When we gather as a family, we often remember these food experiences. Who can forget butchering chickens and literally seeing a chicken run around with its head cut off? How about canning pickles and hearing the comforting ping of a sealing jar? What about those chokecherries? Nothing will ever be as sour.
Somewhere along the line, there was a disconnect. Fast food and factory food replaced the homegrown variety. Root cellars became a thing of the past. Flowers replaced vegetables, scratch cooking became a lost art and the family farm vanished. With these changes came a dramatic increase in Type 2 diabetes and obesity rates skyrocketed. People were trading their health for convenience and the instant gratification of fat, salt and sugar.
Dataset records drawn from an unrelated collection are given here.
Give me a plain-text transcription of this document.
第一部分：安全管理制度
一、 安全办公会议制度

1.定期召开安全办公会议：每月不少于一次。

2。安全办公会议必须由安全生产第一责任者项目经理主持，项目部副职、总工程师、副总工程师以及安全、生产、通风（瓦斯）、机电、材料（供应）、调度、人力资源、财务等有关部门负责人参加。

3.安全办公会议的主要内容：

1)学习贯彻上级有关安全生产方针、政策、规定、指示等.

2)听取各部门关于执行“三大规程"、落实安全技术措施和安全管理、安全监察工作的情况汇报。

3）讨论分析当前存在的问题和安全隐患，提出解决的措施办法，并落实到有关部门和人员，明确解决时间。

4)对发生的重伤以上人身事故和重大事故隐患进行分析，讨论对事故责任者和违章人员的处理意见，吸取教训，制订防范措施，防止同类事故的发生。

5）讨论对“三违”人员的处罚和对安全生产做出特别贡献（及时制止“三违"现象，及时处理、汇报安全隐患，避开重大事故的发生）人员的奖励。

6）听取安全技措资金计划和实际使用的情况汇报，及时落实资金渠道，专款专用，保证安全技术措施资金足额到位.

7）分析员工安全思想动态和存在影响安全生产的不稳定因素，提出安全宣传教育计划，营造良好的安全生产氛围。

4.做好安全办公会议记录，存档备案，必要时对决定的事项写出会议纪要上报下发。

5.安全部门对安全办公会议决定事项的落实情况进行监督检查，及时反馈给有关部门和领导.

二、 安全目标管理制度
Fortunately, the pendulum is swinging back and people once again want to know where their food comes from. There’s a bond that is formed in knowing the farmers who grow your food and how and where they do it. It’s these connections that add depth and richness to food on our table.
If you’re looking for a cookbook that is more than a farm-to-table guide, pick up a copy of “The Perennial Kitchen: Simple Recipes for a Healthy Future” by Beth Dooley and photographs by Mette Nielsen.
Dooley, a James Beard Award-winning author, expands the definition of “local food” to embrace regenerative agriculture, which is the method of growing small and large crops with ecological services. These farming methods, grounded in a land ethic, remediate the environmental damage caused by monocropping of corn and soybeans.
In this collection, the home cook will find both recipes and insights into artisan grains, nuts, fruits and vegetables. Learn how to stock your pantry with artisan grains, heritage dry beans, fresh flour, healthy oils and natural sweeteners — ingredients that are as good for the planet as they are on our plates.
If you’re more of a reader than a cook, that’s OK, because this is one of those cookbooks you can pick up and read without making a single recipe. However, if you pass on the recipes, you’ll miss out on some very fine eating, because Dooley tells us more than how to make a dish, she shares the ingredients’ healthy beginnings and how we can look forward to the healthy future they promise.
Interested in trying a recipe? The following is a deeply flavored side dish to serve with beef or lamb.
RYE BERRY AND ROAST SWEET POTATO PILAF
1 pound sweet potatoes, scrubbed (or peeled if desired) and cut into 1/4-inch pieces
2 tablespoons sunflower oil
1 bunch of scallions, trimmed and sliced into 1-inch lengths. Mostly white and light green parts
2 cups cooked rye berries
2 tablespoons malt or apple cider vinegar
1 tablespoon honey or more to taste
1 tablespoon oil
Salt and freshly ground black pepper
1/4 cup parlsey
Preheat oven to 400 degrees. Line a baking sheet with parchment paper. Toss the sweet potatoes with the oil and a generous sprinkling of the coarse salt. Spread the sweet potatoes on the prepared baking sheet and roast, turning occasionally, until nicely crisped and caramelized, about 20-25 minutes. In a small bowl, whisk together the vinegar, honey and oil.
Turn the sweet potatoes, scallions and rye berries into a medium bowl and toss in the vinegar-honey mixture; then season to taste with salt and pepper. This is delicious served warm or at room temperature. Toss in the parsley right before serving.